# die Wohnung



## herrkeinname

Kann mir jemand den Unterschied zwischen _el apartamento/el piso_ und_ la habitación/el cuarto_ erklären?


----------



## belisario

Ich finde _el piso_ viel mehr umgangsprachlich als _el apartamento_, aber die Bedeutung ist das gleiche.

Beim Sprechen sagen wir meistens _piso_, in den Zeitungsanzeigen liest man in der Regel _apartamento_.

_La habitación_ ist eher nur für Personen und _el cuarto_ kann für Personen aber auch für Werkzeuge oder irgendwas anderes sein.
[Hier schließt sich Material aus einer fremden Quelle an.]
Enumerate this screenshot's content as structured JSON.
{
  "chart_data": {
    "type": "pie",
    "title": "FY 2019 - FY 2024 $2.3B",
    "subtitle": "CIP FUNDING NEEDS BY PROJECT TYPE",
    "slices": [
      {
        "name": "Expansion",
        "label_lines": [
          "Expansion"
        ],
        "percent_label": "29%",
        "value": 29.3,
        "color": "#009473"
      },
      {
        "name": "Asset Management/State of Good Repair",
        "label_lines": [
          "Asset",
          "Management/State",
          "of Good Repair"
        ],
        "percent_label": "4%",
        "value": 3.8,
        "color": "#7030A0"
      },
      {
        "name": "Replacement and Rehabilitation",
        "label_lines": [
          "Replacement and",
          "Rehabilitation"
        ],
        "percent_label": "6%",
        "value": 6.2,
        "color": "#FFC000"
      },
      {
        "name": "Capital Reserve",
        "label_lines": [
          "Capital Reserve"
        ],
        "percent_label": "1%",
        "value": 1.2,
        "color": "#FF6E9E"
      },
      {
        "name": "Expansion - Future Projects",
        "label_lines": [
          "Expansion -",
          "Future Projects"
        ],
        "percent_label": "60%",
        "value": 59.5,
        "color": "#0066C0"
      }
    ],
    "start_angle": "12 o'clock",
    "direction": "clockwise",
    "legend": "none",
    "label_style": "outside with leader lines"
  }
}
_Mi habitación_ ist das gleiche wie _mi cuarto_, und so ist auch z.B. mit _la habitación de mi abuela _und _el cuarto de __mi abuela_,aber man würde nicht sagen _la habitación de las herramientas _oder _la habitación de la tele_ sondern _el cuarto de las herramientas_ oder _el cuarto de la tele_.


----------



## Anari

Ich denke, dass piso und apartamento nicht das gleiche sind.
Du kannst sagen:
Yo voy al apartamento de mi abuela.
Es wurde merkwürdig sein, wenn du sagst "Yo voy al piso de mi abuela.", und du beziehst   dich auf ihre Wohnung.

(Korrigiert mir bitte, wenn ich Fähler mache. Ich spreche nicht so gut Deutsch.)


----------



## belisario

Meiner Meinung nach besteht der Unterschied nur im Gebrauch, da die zwei Wörter sich auf die gleiche Idee beziehen (die Wohnung).

Ich kann nur antworten, was bei mir gesagt würde  En ese caso, en España diríamos casi exclusivamente "voy a casa de mi abuela", tenga ésta la forma que tenga.


----------



## ANTÍA

Ich denke dass:

apartamento ist ein kleine Wohnung. 

El apartamento hat einen Schlafzimmer und eine Küche und einen kleinen Badezimmer.

El piso hat einen ( oder anderes) Schlafzimmer, einen Badezimmer, einen Wonhzimmer eine Küche etc...


Cuarto und habitación sind gleich.

Aber wir können cuarto de estar (Wohnzimmer), cuarto de baño (Badezimmer ), dormitorio (Schlafzimmer ) sagen, aber auch allgemein wir sagen habitación.

Ich weiss wenig deutsch.


----------



## Spharadi

"Apartamento" wird eher in Lateinamerika gebraucht,  "piso" vornehmlich in Spanien. Beide Begriffe bedeuten eine Wohnung. Wobei "piso", glaube ich,  eine Konnotation von Eigentunswohnung hat.  Mi tio tiene un piso (Mein Onkel hat eine Wohnung), damit wird angedeutet, dass er auch der Besitzer ist.
_La habitación/el cuarto: Beide Begriffe bedeuten Zimmer, wobei " H__abitación" kann nur ein Wohnzimmer sein (__"habitación" kommt aus dem Verb __"habitar" ---> wohnen). Cuarto kann auch ein Wohnzimmer sein aber auch alle Art von Zimmern welche nicht bewohnt werden. Z.B.  cuarto de espera--> Wartezimmer;  cuarto de baño --> Badezimmer, usw.    
_


----------



## Ursi21

Anari said:


> Es wurde merkwürdig sein, wenn du sagst "Yo voy al piso de mi abuela.", und du beziehst dich auf ihre Wohnung.
> 
> (Korrigiert mir bitte, wenn ich Fähler mache. Ich spreche nicht so gut Deutsch.)


 
Es *wäre *merkwürdig, wenn du *sagen würdest* .......

Korrigiert *mich *(Akkusativ) bitte, wenn ich *Fehler* mache.
Noch besser:  Korrigiert bitte meine Fehler / Bitte korrigiert meine Fehler.

Übrigens ist dein Deutsch gar nicht schlecht!


----------